USPS needs better management procedures for Parcel Select contracts, says GAO
A new report from the US Government Accountability Office (GAO) has found that US Postal Service needs to improve its management procedures for Parcel Select contracts. The GAO report, which was published on 23 April and made publicly available yesterday (26 May), claimed that the USPS’s standard procedures, established in June 2014, “lack documentation requirements and clearly defined management responsibilities for some activities”.
The GAO report gave, as an example, the finding that “the procedures do not require USPS to document some key management decisions, such as USPS’s decision to forego additional revenue when a mailer did not ship a minimum volume of packages, as contractually required”.
Furthermore, according to GAO, USPS’s costing method for Parcel Select negotiated service agreements (NSAs) does not account for package size or weight or use contract-specific cost estimates.
According to GAO: “Each Parcel Select NSA is required to earn sufficient revenues to cover USPS’s costs – referred to as “attributable costs” in the postal context. The Postal Regulatory Commission (PRC), which annually reviews compliance, determined that each contract met this requirement.

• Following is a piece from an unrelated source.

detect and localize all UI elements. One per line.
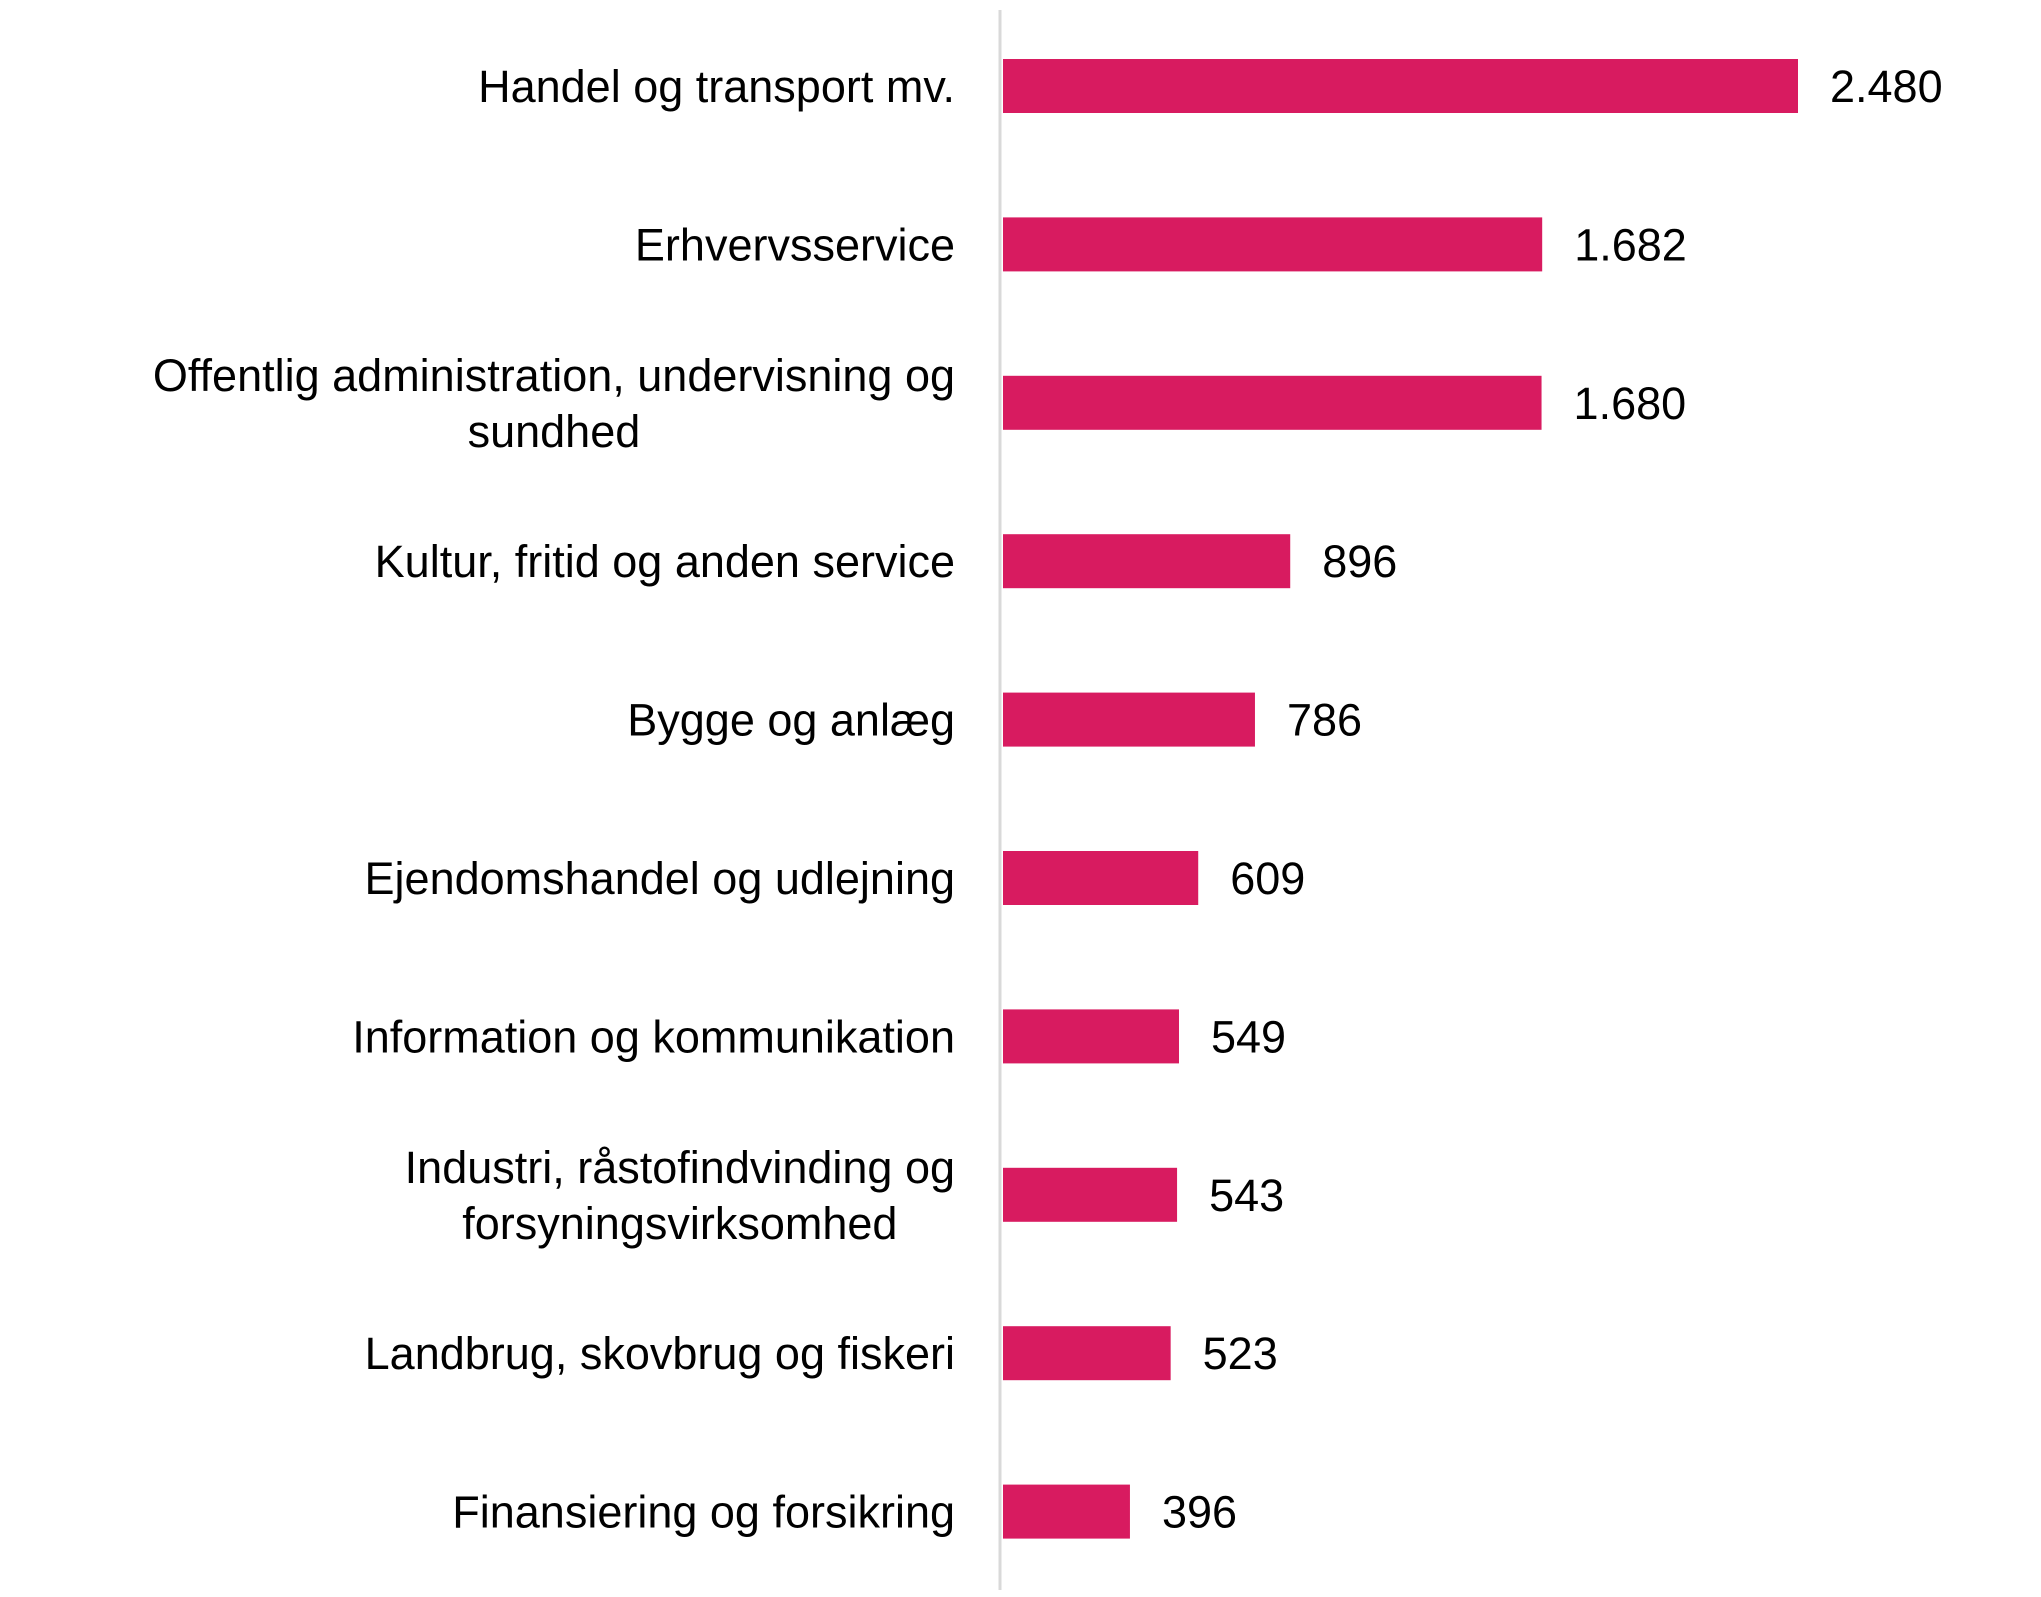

However, USPS’s analysis of attributable costs for Parcel Select NSAs is limited, because USPS has not studied the impact of package size or weight on specific contracts or developed contract-specific cost estimates.”
GAO has recommended that USPS update its standard procedures to address the “gaps in documentation requirements and contract management responsibilities”. Furthermore, it argued that USPS should “identify cost-effective methods to collect and study information on delivery costs for Parcel Select packages of varying characteristics to develop contract-specific attributable cost estimates”.
Concluding its report, GAO noted that “USPS agreed with these recommendations, but stated that the cost impact of package size and weight is likely small given where these packages enter the mail stream”.